Lors de la visite de plusieurs Fustéliens à Lucien Baumann, pour son centième anniversaire, il nous avait reçus chaleureusement avec son épouse, et m’avait confié un exemplaire dactylographié de deux œuvres qui n’avaient pas trouvé d’éditeur. Il souhaitait aussi qu’un documentaire lui soit consacré par la télévision régionale, souhait qui hélas n’a pas été exaucé…JCM

Deux poèmes tirés de Vitrail:

Immortalité

Le gisant sur le lit
A perdu le langage
Seuls les mots qu’il écrit
Sont suprême message:
Car l’être se débat
Aux rives souterraines
Pour l’ultime combat
Des âmes souveraines.

Le souffle est oppressé
Par la toux épuisante,
Le crayon a glissé
De la main hésitante:
Dans la paix du verger
Fane un bouquet d’ombelles.
Le corps va se figer
Aux bornes éternelles.

L’acte se perpétue
Lorsque la voix s’est tue…

Qu’importe les tourments
Et que l’ouvrier meure
Si pour le temps des temps
Son chef-d’œuvre demeure.

Stèle

Au lieu de tailler dans le marbre
Pour braver l’usure des ans,
J’ai songé à planter un arbre
Lorsque s’éveille le printemps.

Car je préfère le feuillage
Celui qui fleurit et qui bruit,
A cette pierre froide et sage
Qui ne portera pas de fruit.

Dalle du pays de Carrare
Que l’on pose sur les tombeaux,
Alors que chantent la guitare,
Les poètes et les oiseaux.

DNA

Niederhaslach
Nécrologie Homme de loi et de lettres, Lucien Baumann s’est éteint

Il restera dans la mémoire locale comme celui qui aura défendu le dernier condamné à mort exécuté en Alsace. À 26 ans, alors tout jeune avocat, M e Baumann avait accepté de plaider au procès de Lucien Sittler, auteur d’un crime à l’arme blanche à Illkirch-Graffenstaden en 1936. Son client sera finalement guillotiné le 8 mai 1937 à Strasbourg. Par la suite, plus personne ne montera sur l’échafaud dans la région.
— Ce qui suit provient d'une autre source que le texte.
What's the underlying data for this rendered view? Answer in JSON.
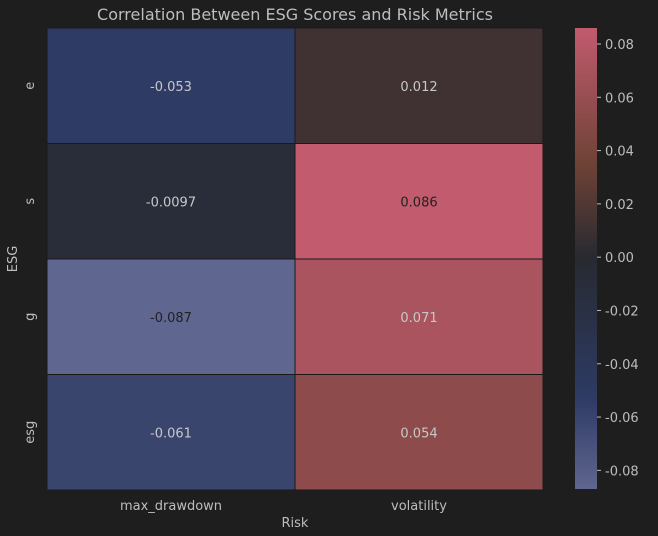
{
  "chart_data": {
    "type": "heatmap",
    "title": "Correlation Between ESG Scores and Risk Metrics",
    "xlabel": "Risk",
    "ylabel": "ESG",
    "x": [
      "max_drawdown",
      "volatility"
    ],
    "y": [
      "e",
      "s",
      "g",
      "esg"
    ],
    "values": [
      [
        -0.053,
        0.012
      ],
      [
        -0.0097,
        0.086
      ],
      [
        -0.087,
        0.071
      ],
      [
        -0.061,
        0.054
      ]
    ],
    "value_labels": [
      [
        "-0.053",
        "0.012"
      ],
      [
        "-0.0097",
        "0.086"
      ],
      [
        "-0.087",
        "0.071"
      ],
      [
        "-0.061",
        "0.054"
      ]
    ],
    "colorbar": {
      "range": [
        -0.087,
        0.086
      ],
      "ticks": [
        -0.08,
        -0.06,
        -0.04,
        -0.02,
        0.0,
        0.02,
        0.04,
        0.06,
        0.08
      ],
      "tick_labels": [
        "-0.08",
        "-0.06",
        "-0.04",
        "-0.02",
        "0.00",
        "0.02",
        "0.04",
        "0.06",
        "0.08"
      ]
    },
    "colormap": {
      "low": "#5f6690",
      "low_mid": "#2d3a63",
      "center": "#282a30",
      "high_mid": "#6d4236",
      "high": "#c25b6e"
    }
  }
}
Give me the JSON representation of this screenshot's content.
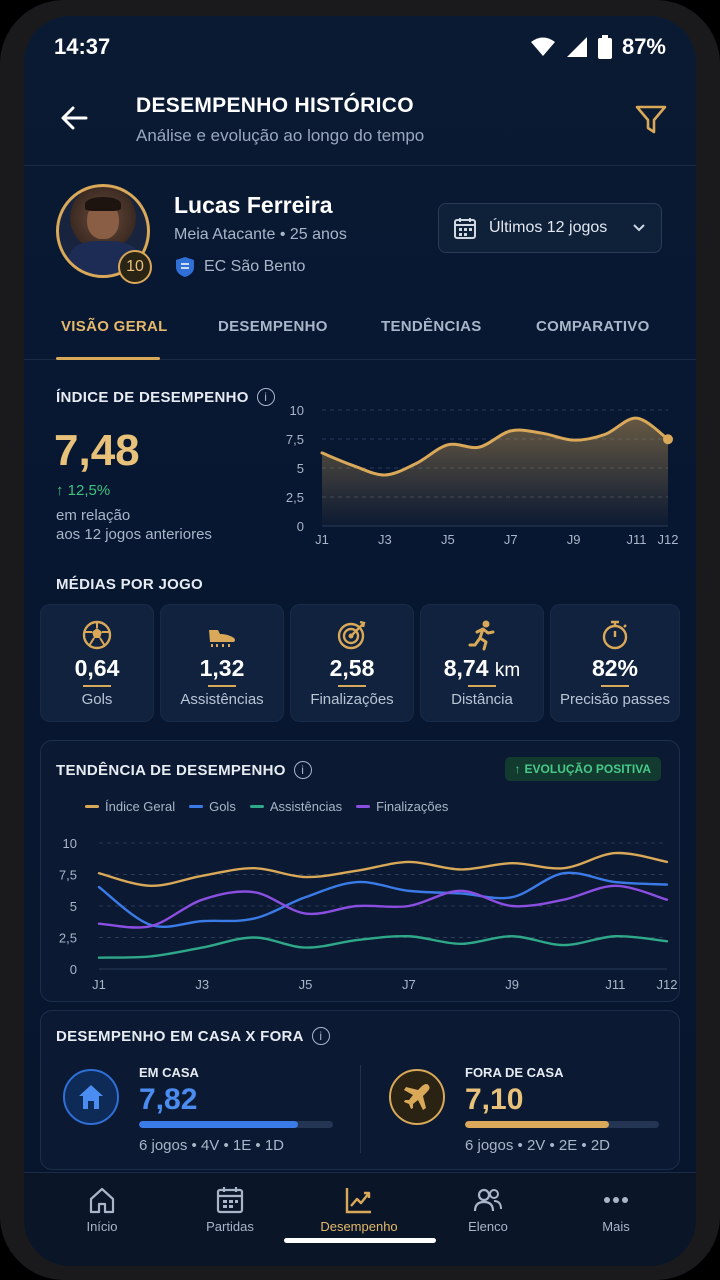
{
  "status": {
    "time": "14:37",
    "battery": "87%"
  },
  "header": {
    "title": "DESEMPENHO HISTÓRICO",
    "subtitle": "Análise e evolução ao longo do tempo"
  },
  "player": {
    "name": "Lucas Ferreira",
    "info": "Meia Atacante • 25 anos",
    "club": "EC São Bento",
    "number": "10"
  },
  "range_select": {
    "label": "Últimos 12 jogos"
  },
  "tabs": [
    {
      "label": "VISÃO GERAL"
    },
    {
      "label": "DESEMPENHO"
    },
    {
      "label": "TENDÊNCIAS"
    },
    {
      "label": "COMPARATIVO"
    }
  ],
  "index": {
    "title": "ÍNDICE DE DESEMPENHO",
    "value": "7,48",
    "delta": "12,5%",
    "note_line1": "em relação",
    "note_line2": "aos 12 jogos anteriores"
  },
  "averages": {
    "title": "MÉDIAS POR JOGO",
    "items": [
      {
        "icon": "soccer-ball-icon",
        "value": "0,64",
        "unit": "",
        "label": "Gols"
      },
      {
        "icon": "boot-icon",
        "value": "1,32",
        "unit": "",
        "label": "Assistências"
      },
      {
        "icon": "target-icon",
        "value": "2,58",
        "unit": "",
        "label": "Finalizações"
      },
      {
        "icon": "runner-icon",
        "value": "8,74",
        "unit": "km",
        "label": "Distância"
      },
      {
        "icon": "stopwatch-icon",
        "value": "82%",
        "unit": "",
        "label": "Precisão passes"
      }
    ]
  },
  "trend": {
    "title": "TENDÊNCIA DE DESEMPENHO",
    "badge": "EVOLUÇÃO POSITIVA"
  },
  "home_away": {
    "title": "DESEMPENHO EM CASA X FORA",
    "home": {
      "label": "EM CASA",
      "value": "7,82",
      "fill": 0.82,
      "sub": "6 jogos • 4V • 1E • 1D"
    },
    "away": {
      "label": "FORA DE CASA",
      "value": "7,10",
      "fill": 0.74,
      "sub": "6 jogos • 2V • 2E • 2D"
    }
  },
  "nav": [
    {
      "label": "Início",
      "icon": "home-icon"
    },
    {
      "label": "Partidas",
      "icon": "calendar-icon"
    },
    {
      "label": "Desempenho",
      "icon": "chart-icon"
    },
    {
      "label": "Elenco",
      "icon": "people-icon"
    },
    {
      "label": "Mais",
      "icon": "more-icon"
    }
  ],
  "colors": {
    "accent": "#d9a858",
    "goals": "#3b7be8",
    "assists": "#2fa88a",
    "shots": "#8a4ee0",
    "positive": "#3ec27e"
  },
  "chart_data": [
    {
      "type": "area",
      "x": [
        "J1",
        "J2",
        "J3",
        "J4",
        "J5",
        "J6",
        "J7",
        "J8",
        "J9",
        "J10",
        "J11",
        "J12"
      ],
      "xticks": [
        "J1",
        "J3",
        "J5",
        "J7",
        "J9",
        "J11",
        "J12"
      ],
      "yticks": [
        "0",
        "2,5",
        "5",
        "7,5",
        "10"
      ],
      "ylim": [
        0,
        10
      ],
      "series": [
        {
          "values": [
            6.3,
            5.2,
            4.4,
            5.4,
            7.0,
            6.8,
            8.2,
            8.0,
            7.4,
            7.9,
            9.3,
            7.48
          ]
        }
      ]
    },
    {
      "type": "line",
      "x": [
        "J1",
        "J2",
        "J3",
        "J4",
        "J5",
        "J6",
        "J7",
        "J8",
        "J9",
        "J10",
        "J11",
        "J12"
      ],
      "xticks": [
        "J1",
        "J3",
        "J5",
        "J7",
        "J9",
        "J11",
        "J12"
      ],
      "yticks": [
        "0",
        "2,5",
        "5",
        "7,5",
        "10"
      ],
      "ylim": [
        0,
        10
      ],
      "legend": "top-left",
      "series": [
        {
          "name": "Índice Geral",
          "color": "#d9a858",
          "values": [
            7.6,
            6.6,
            7.4,
            8.0,
            7.3,
            7.8,
            8.5,
            7.9,
            8.4,
            8.0,
            9.2,
            8.5
          ]
        },
        {
          "name": "Gols",
          "color": "#3b7be8",
          "values": [
            6.5,
            3.5,
            3.8,
            4.0,
            5.7,
            6.9,
            6.2,
            6.0,
            5.7,
            7.6,
            6.9,
            6.7
          ]
        },
        {
          "name": "Assistências",
          "color": "#2fa88a",
          "values": [
            0.9,
            1.0,
            1.7,
            2.5,
            1.7,
            2.3,
            2.6,
            2.0,
            2.6,
            1.9,
            2.6,
            2.2
          ]
        },
        {
          "name": "Finalizações",
          "color": "#8a4ee0",
          "values": [
            3.6,
            3.4,
            5.5,
            6.1,
            4.4,
            5.0,
            5.0,
            6.2,
            5.0,
            5.5,
            6.6,
            5.5
          ]
        }
      ]
    }
  ]
}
Lucien Baumann avait assisté à l’exécution : scène qui l’avait profondément marqué. Opposé à la peine de mort, son espoir qu’elle soit un jour abolie fut exaucé par Robert Badinter en 1981.
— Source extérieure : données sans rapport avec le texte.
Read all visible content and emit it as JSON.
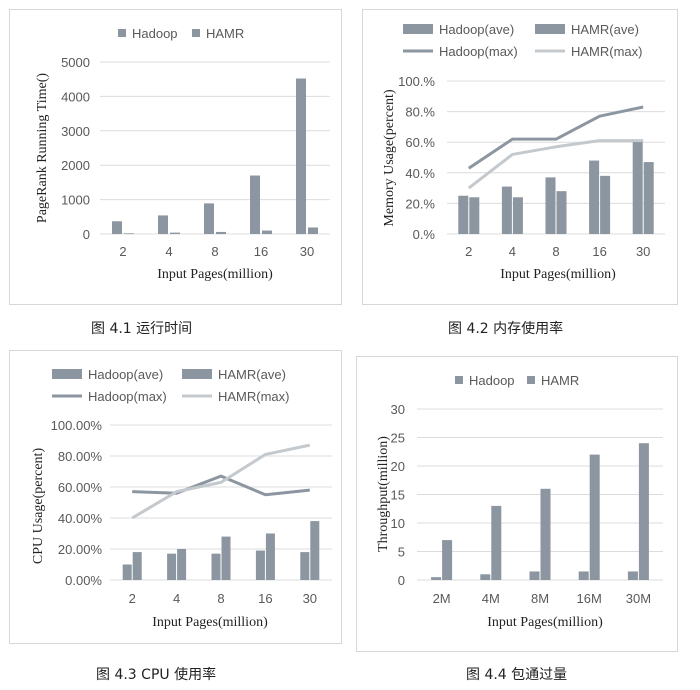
{
  "colors": {
    "hadoop_bar": "#8c96a0",
    "hamr_bar": "#8c96a0",
    "hadoop_line": "#8c96a0",
    "hamr_line": "#c4c9ce",
    "grid": "#dcdcdc",
    "text": "#595959"
  },
  "captions": {
    "fig1": "图 4.1  运行时间",
    "fig2": "图 4.2  内存使用率",
    "fig3": "图 4.3 CPU 使用率",
    "fig4": "图 4.4  包通过量"
  },
  "chart_data": [
    {
      "id": "fig1",
      "type": "bar",
      "title": "",
      "xlabel": "Input Pages(million)",
      "ylabel": "PageRank Running Time()",
      "categories": [
        "2",
        "4",
        "8",
        "16",
        "30"
      ],
      "ylim": [
        0,
        5000
      ],
      "yticks": [
        0,
        1000,
        2000,
        3000,
        4000,
        5000
      ],
      "ytick_labels": [
        "0",
        "1000",
        "2000",
        "3000",
        "4000",
        "5000"
      ],
      "legend_position": "top",
      "grid": true,
      "series": [
        {
          "name": "Hadoop",
          "values": [
            370,
            540,
            890,
            1700,
            4520
          ]
        },
        {
          "name": "HAMR",
          "values": [
            20,
            40,
            60,
            100,
            190
          ]
        }
      ]
    },
    {
      "id": "fig2",
      "type": "bar",
      "title": "",
      "xlabel": "Input Pages(million)",
      "ylabel": "Memory Usage(percent)",
      "categories": [
        "2",
        "4",
        "8",
        "16",
        "30"
      ],
      "ylim": [
        0,
        100
      ],
      "yticks": [
        0,
        20,
        40,
        60,
        80,
        100
      ],
      "ytick_labels": [
        "0.%",
        "20.%",
        "40.%",
        "60.%",
        "80.%",
        "100.%"
      ],
      "legend_position": "top",
      "grid": true,
      "series": [
        {
          "name": "Hadoop(ave)",
          "kind": "bar",
          "values": [
            25,
            31,
            37,
            48,
            61
          ]
        },
        {
          "name": "HAMR(ave)",
          "kind": "bar",
          "values": [
            24,
            24,
            28,
            38,
            47
          ]
        },
        {
          "name": "Hadoop(max)",
          "kind": "line",
          "values": [
            43,
            62,
            62,
            77,
            83
          ]
        },
        {
          "name": "HAMR(max)",
          "kind": "line",
          "values": [
            30,
            52,
            57,
            61,
            61
          ]
        }
      ]
    },
    {
      "id": "fig3",
      "type": "bar",
      "title": "",
      "xlabel": "Input Pages(million)",
      "ylabel": "CPU Usage(percent)",
      "categories": [
        "2",
        "4",
        "8",
        "16",
        "30"
      ],
      "ylim": [
        0,
        100
      ],
      "yticks": [
        0,
        20,
        40,
        60,
        80,
        100
      ],
      "ytick_labels": [
        "0.00%",
        "20.00%",
        "40.00%",
        "60.00%",
        "80.00%",
        "100.00%"
      ],
      "legend_position": "top",
      "grid": true,
      "series": [
        {
          "name": "Hadoop(ave)",
          "kind": "bar",
          "values": [
            10,
            17,
            17,
            19,
            18
          ]
        },
        {
          "name": "HAMR(ave)",
          "kind": "bar",
          "values": [
            18,
            20,
            28,
            30,
            38
          ]
        },
        {
          "name": "Hadoop(max)",
          "kind": "line",
          "values": [
            57,
            56,
            67,
            55,
            58
          ]
        },
        {
          "name": "HAMR(max)",
          "kind": "line",
          "values": [
            40,
            57,
            63,
            81,
            87
          ]
        }
      ]
    },
    {
      "id": "fig4",
      "type": "bar",
      "title": "",
      "xlabel": "Input Pages(million)",
      "ylabel": "Throughput(million)",
      "categories": [
        "2M",
        "4M",
        "8M",
        "16M",
        "30M"
      ],
      "ylim": [
        0,
        30
      ],
      "yticks": [
        0,
        5,
        10,
        15,
        20,
        25,
        30
      ],
      "ytick_labels": [
        "0",
        "5",
        "10",
        "15",
        "20",
        "25",
        "30"
      ],
      "legend_position": "top",
      "grid": true,
      "series": [
        {
          "name": "Hadoop",
          "values": [
            0.5,
            1,
            1.5,
            1.5,
            1.5
          ]
        },
        {
          "name": "HAMR",
          "values": [
            7,
            13,
            16,
            22,
            24
          ]
        }
      ]
    }
  ]
}
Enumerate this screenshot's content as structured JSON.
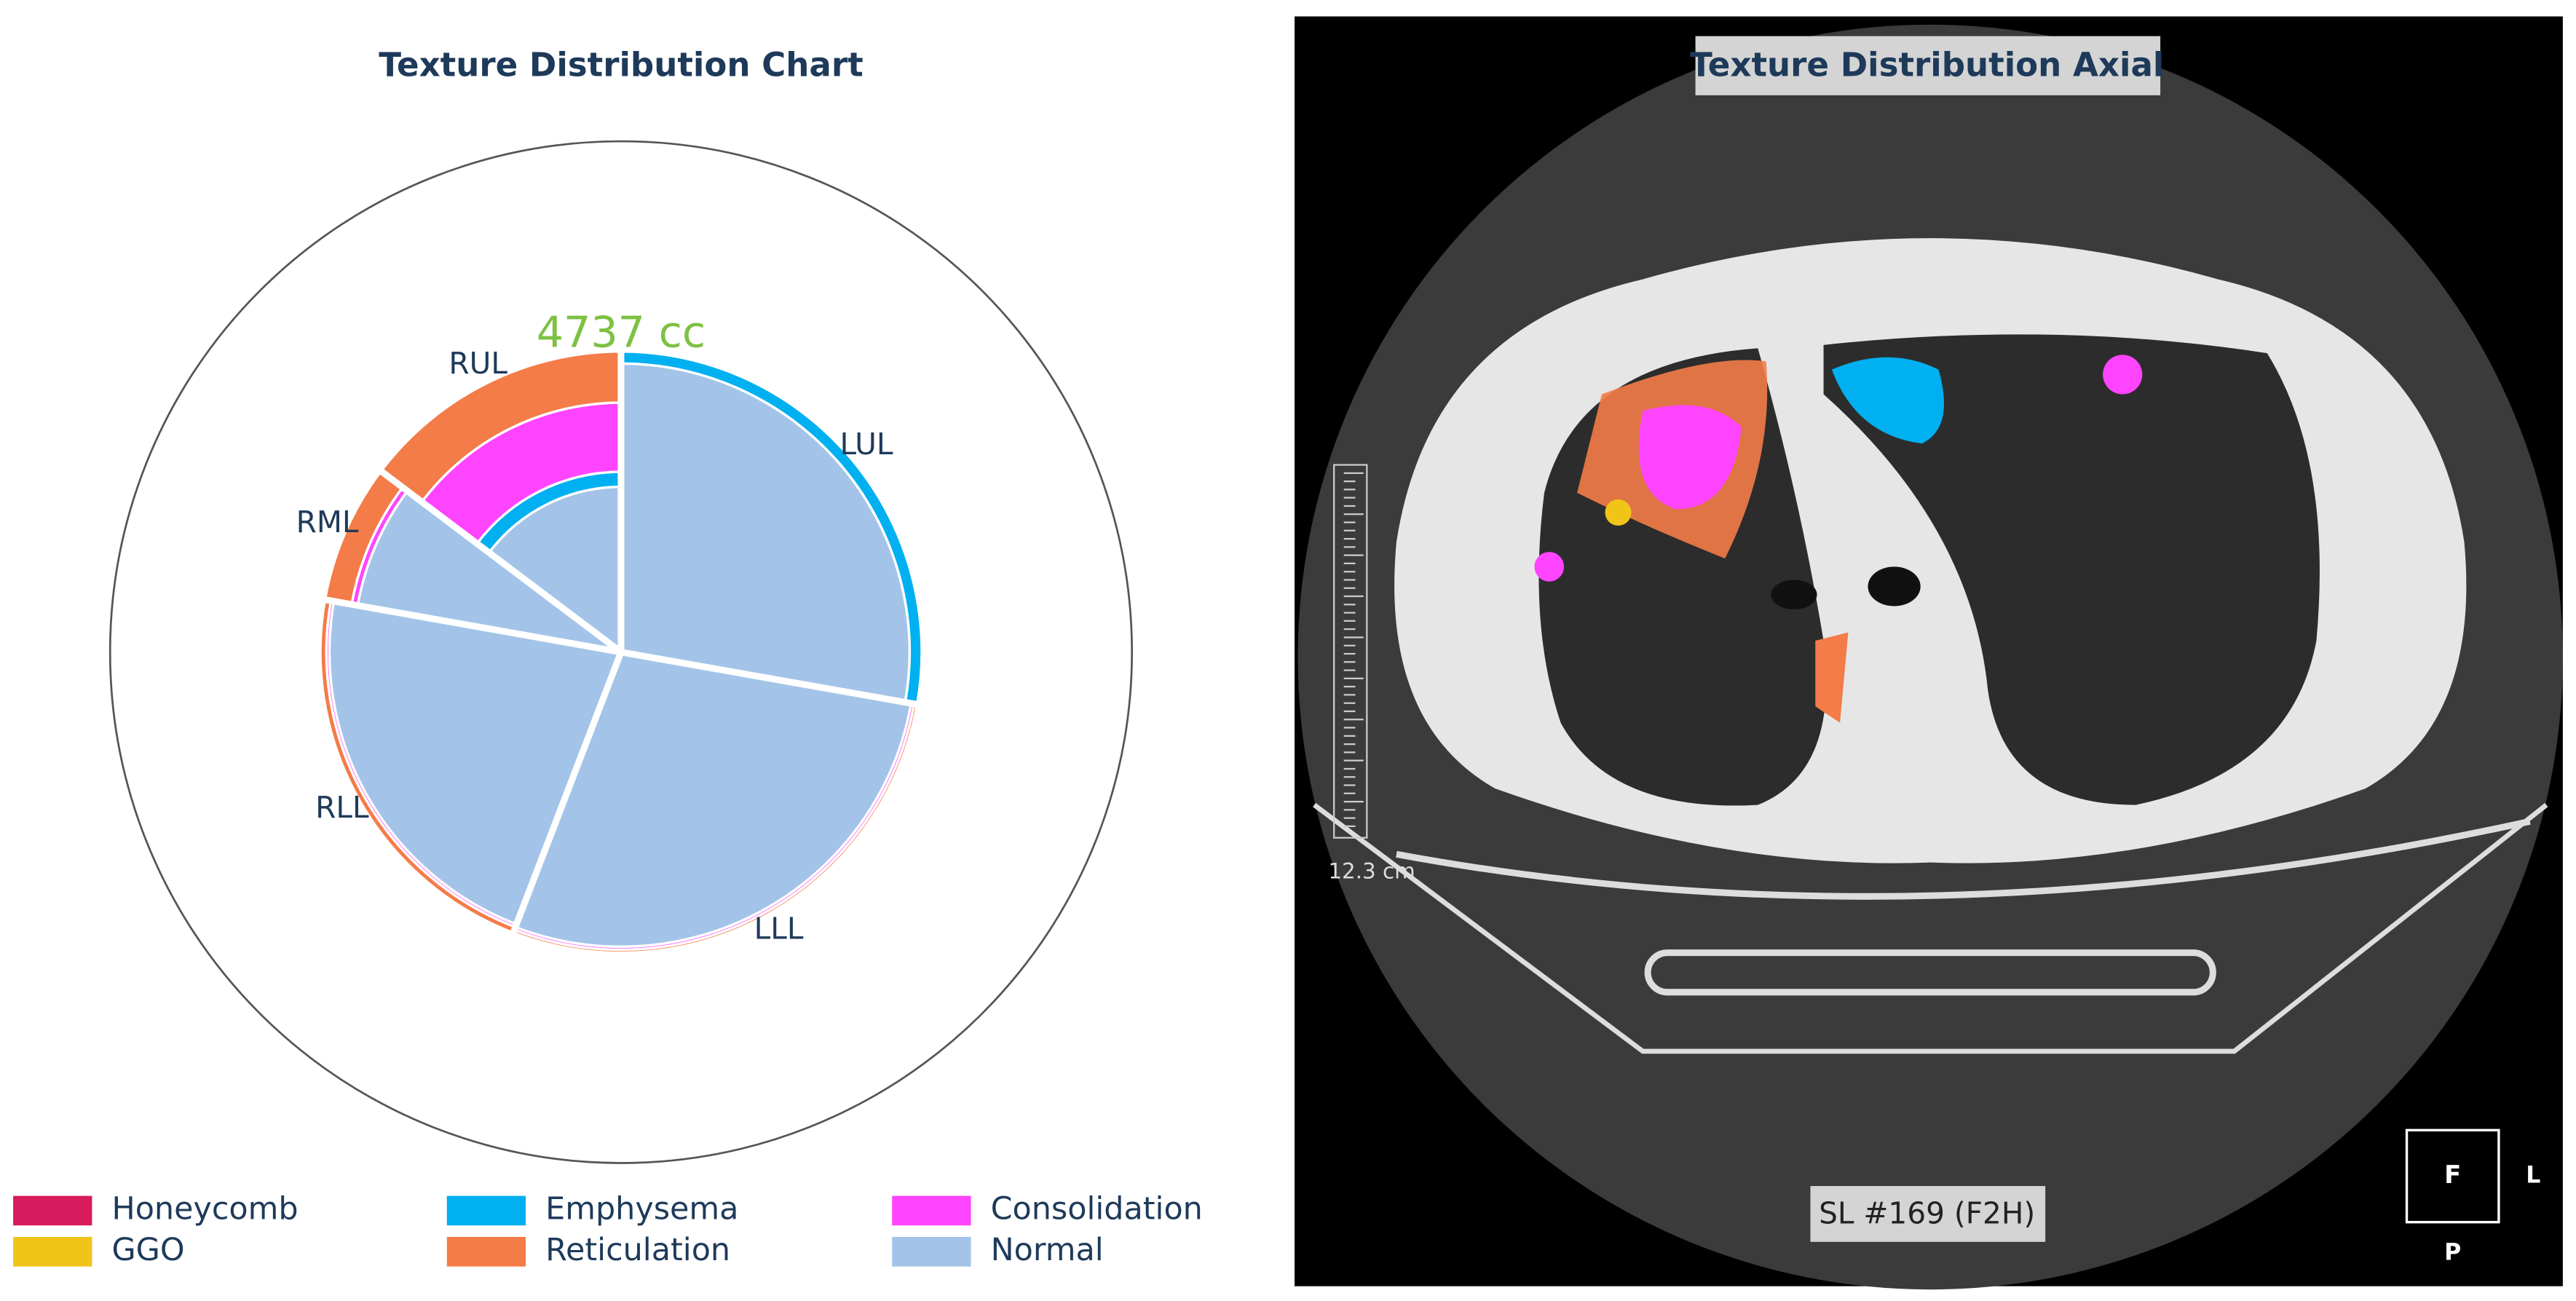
{
  "chart_data": {
    "type": "pie",
    "title": "Texture Distribution Chart",
    "total": 4737,
    "total_label": "4737 cc",
    "categories": [
      "LUL",
      "LLL",
      "RLL",
      "RML",
      "RUL"
    ],
    "lobe_volumes": [
      1316,
      1329,
      1040,
      355,
      697
    ],
    "rlim": [
      0,
      100
    ],
    "series": [
      {
        "name": "Normal",
        "color": "#a3c4e8",
        "values": [
          96,
          98,
          97,
          89,
          55
        ]
      },
      {
        "name": "Emphysema",
        "color": "#00b0f0",
        "values": [
          4,
          0,
          0,
          0,
          5
        ]
      },
      {
        "name": "GGO",
        "color": "#f0c419",
        "values": [
          0,
          0,
          0,
          0,
          0
        ]
      },
      {
        "name": "Consolidation",
        "color": "#ff44ff",
        "values": [
          0,
          1,
          1,
          2,
          23
        ]
      },
      {
        "name": "Reticulation",
        "color": "#f47c48",
        "values": [
          0,
          1,
          2,
          9,
          17
        ]
      },
      {
        "name": "Honeycomb",
        "color": "#d81b5c",
        "values": [
          0,
          0,
          0,
          0,
          0
        ]
      }
    ],
    "legend_order": [
      5,
      2,
      1,
      4,
      3,
      0
    ]
  },
  "viewer": {
    "title": "Texture Distribution Axial",
    "scale_label": "12.3 cm",
    "slice_label": "SL #169 (F2H)",
    "orientation": {
      "center": "F",
      "right": "L",
      "bottom": "P"
    }
  }
}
Élu par ses pairs bâtonnier de l’ordre du barreau de Strasbourg en 1976, il occupa cette fonction jusqu’en 1978. Il créa également l’association des avocats honoraires d’Alsace, dont il était depuis devenu président d’honneur.

Arrivé à la retraite, Lucien Baumann avait quitté un univers, la justice, pour entrer dans un autre, les belles-lettres. Malgré une vocation apparue sur le tard, l’écrivain et poète a signé plus d’une vingtaine d’ouvrages. Un talent de fabuliste et de versificateur reconnu par plusieurs grands auteurs, comme Senghor ou Déon ; quant à ses recueils, certains furent illustrés par des artistes de renom tels Tomi Ungerer ou Camille Claus, notamment…

Les talents littéraires de Lucien Baumann lui valurent de nombreux prix. En particulier, il fut à deux reprises lauréat de l’Académie française. L’institution lui remit en 1986 sa Grande médaille pour Fables d’aujourd’hui et en 1996 le prix Paul-Verlaine pour Le rendez-vous de Samarcande.

Pour l’ensemble de son œuvre, l’académie des Marches de l’Est lui avait également attribué en 2009 son prix de littérature. Enfin, en 2010, pour le centenaire du poète, une exposition lui avait été consacrée à la médiathèque André-Malraux de Strasbourg.

À Niederhaslach, Lucien Baumann avait eu droit au privilège rare d’habiter une rue portant son nom : la rue du Bâtonnier-Baumann.